A collection of songs by the Yiddish songwriter Mordechai Gebirtig has appeared for the first time in Italy.
The collection includes Italian translations of all previously published works by Gebirtig as well as a number of recently discovered poems and songs by the author, who was killed by the Nazis in Krakow, Poland, in 1942.
The release of the book by the Florence-based Jewish publishing house Giuntina reflects the growing interest in Yiddish in Italy.
The book is sold with a cassette recording of performances of some of the songs.

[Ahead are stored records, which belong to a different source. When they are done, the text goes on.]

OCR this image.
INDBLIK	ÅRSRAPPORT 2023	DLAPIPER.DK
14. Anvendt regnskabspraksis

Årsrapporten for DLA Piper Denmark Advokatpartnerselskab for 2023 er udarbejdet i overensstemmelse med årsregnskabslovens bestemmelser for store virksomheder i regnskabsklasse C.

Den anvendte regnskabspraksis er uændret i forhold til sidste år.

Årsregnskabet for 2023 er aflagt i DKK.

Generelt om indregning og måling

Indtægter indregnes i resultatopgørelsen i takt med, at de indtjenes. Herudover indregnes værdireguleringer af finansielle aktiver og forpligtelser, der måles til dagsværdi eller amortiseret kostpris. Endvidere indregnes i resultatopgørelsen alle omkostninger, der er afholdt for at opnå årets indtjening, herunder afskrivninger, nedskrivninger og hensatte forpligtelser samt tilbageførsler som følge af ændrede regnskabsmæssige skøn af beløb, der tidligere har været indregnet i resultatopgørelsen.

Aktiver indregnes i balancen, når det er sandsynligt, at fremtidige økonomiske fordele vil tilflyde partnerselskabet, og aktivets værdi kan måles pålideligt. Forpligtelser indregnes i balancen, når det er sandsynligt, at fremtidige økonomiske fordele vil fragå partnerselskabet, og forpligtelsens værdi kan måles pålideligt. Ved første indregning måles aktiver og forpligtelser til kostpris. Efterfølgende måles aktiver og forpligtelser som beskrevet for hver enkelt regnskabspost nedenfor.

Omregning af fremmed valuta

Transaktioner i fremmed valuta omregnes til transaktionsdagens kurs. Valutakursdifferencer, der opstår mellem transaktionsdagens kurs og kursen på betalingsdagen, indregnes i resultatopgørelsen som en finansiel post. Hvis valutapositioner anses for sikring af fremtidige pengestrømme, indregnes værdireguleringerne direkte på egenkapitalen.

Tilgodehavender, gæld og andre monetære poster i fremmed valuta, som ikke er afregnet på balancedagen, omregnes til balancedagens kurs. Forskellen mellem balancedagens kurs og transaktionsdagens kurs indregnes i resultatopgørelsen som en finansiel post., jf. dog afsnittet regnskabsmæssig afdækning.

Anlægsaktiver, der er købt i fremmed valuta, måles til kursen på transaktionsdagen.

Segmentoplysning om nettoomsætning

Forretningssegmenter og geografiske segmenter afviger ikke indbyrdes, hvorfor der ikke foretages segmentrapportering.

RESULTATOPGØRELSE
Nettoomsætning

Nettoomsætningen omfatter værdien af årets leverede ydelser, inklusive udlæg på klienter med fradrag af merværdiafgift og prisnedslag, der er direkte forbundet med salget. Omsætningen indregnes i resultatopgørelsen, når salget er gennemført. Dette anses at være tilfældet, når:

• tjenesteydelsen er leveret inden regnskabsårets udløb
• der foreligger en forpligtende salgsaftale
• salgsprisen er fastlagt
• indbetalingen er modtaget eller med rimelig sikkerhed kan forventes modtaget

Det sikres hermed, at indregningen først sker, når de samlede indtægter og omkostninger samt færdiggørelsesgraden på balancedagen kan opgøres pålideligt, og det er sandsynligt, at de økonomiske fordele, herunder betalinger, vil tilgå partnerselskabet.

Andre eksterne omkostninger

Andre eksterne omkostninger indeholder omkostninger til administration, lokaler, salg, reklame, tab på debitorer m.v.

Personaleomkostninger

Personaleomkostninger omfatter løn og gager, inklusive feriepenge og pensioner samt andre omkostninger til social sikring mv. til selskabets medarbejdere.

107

“It is probably the most complete collection of Gebirtig’s songs to appear in any language,” said Rudi Assuntino, who edited the collection.
Gebirtig, born in Krakow in 1877, worked as a carpenter in his native city but also wrote some of the most famous Yiddish songs, including “Reyzele,” “Kinder- yorn,” and “Moyshele, Mayn Fraynd” as well as “Undzer Shtetl Brent.”
Gebirtig’s songs are about everyday life — love, politics, poverty, work, war and prayer. He continued to write even during the Holocaust, when he was confined to the Krakow Ghetto.
His last song, “S’tut Vey…” (“It Hurts…”), was written shortly before the Nazis shot him dead on the street. It deals with the indifference of Poles to the fate of the Jews.
Assuntino said he hopes the translation would help bring Gebirtig’s songs into the mainstream.
“Why is Yiddish literature considered part of world literature and Yiddish songs not?” he asked.
“If history had been different, if several million Jews had not been exterminated and their culture canceled from the face of the earth, Gebirtig clearly today would be as important as the Gershwin brothers,” he added.
Italy’s Jewish community numbers about 30,000, but few of them are of Ashkenazi descent and know Yiddish.